New York, Feb 16, 2026, 16:02 EST — Market closed

  • Bitcoin hung around $68,400, giving up ground after an unsuccessful weekend attempt to stay above $70,000.
  • U.S. markets were closed for Presidents Day, so traders looked to crypto as their go-to risk barometer.
  • Attention now turns to Wednesday’s Fed minutes, with U.S. GDP and PCE inflation figures lined up for release Friday.

Bitcoin slipped under $70,000 on Monday, hovering around $68,382, holding steady over the past 24 hours. Investors kept to the sidelines, wary of upcoming U.S. policy cues and major economic releases due this week.

With U.S. stock and bank doors shut for Presidents Day, market activity thinned out. That put the spotlight on assets still trading—cryptocurrencies among them.

Investors now look to Feb. 18, when minutes from the Federal Reserve’s Jan. 27-28 meeting drop—a key document for anyone trying to assess just how committed policymakers are to holding rates at restrictive levels.

Just two days after that, traders get a look at the advance read on U.S. fourth-quarter GDP, alongside December’s personal income and outlays, both due out Feb. 20 at 8:30 a.m. ET, the Bureau of Economic Analysis says. The income and outlays figures will carry the PCE price index, which is the Fed’s go-to measure for inflation.

Bitcoin swung between about $67,315 and $70,076 on Monday, according to Investing.com, a reminder of just how fast prices can whip around—no new headlines needed.

Bitcoin’s slide hasn’t brought it anywhere close to the highs seen in October.
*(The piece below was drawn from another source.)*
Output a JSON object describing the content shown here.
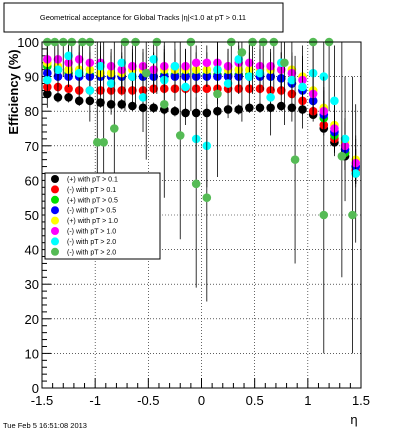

According to CoinGecko, the record sits near $126,080—bitcoin remains well under that mark as volatility dominates February’s trade.

The pullback hit other key tokens too. According to Investing.com, ether slipped roughly 3.9%, landing near $1,982. XRP shed about 5.9%. The site cited lingering uncertainty over U.S. interest rates as a factor pressuring appetite for speculative names.

Company-wise, bitcoin-bull Strategy (NASDAQ: MSTR) moved to quell leverage worries. The firm posted on X—TheStreet picked it up—saying it could “withstand a drawdown in $BTC price to $8K and still have sufficient assets to fully cover our debt.” TheStreet

That’s relevant: Strategy is now a bellwether for crypto-linked stocks, grouped with Coinbase and the publicly traded bitcoin miners once Wall Street is back open.

The risk side isn’t complicated. Should the Fed minutes or Friday’s data on growth and inflation nudge rate forecasts closer to “higher for longer,” crypto might slip further—thin liquidity could exaggerate any swings.

The calendar’s got the upper hand for now. U.S. markets are back online Tuesday. Fed minutes hit Wednesday. Then Friday morning brings the week’s major macro numbers.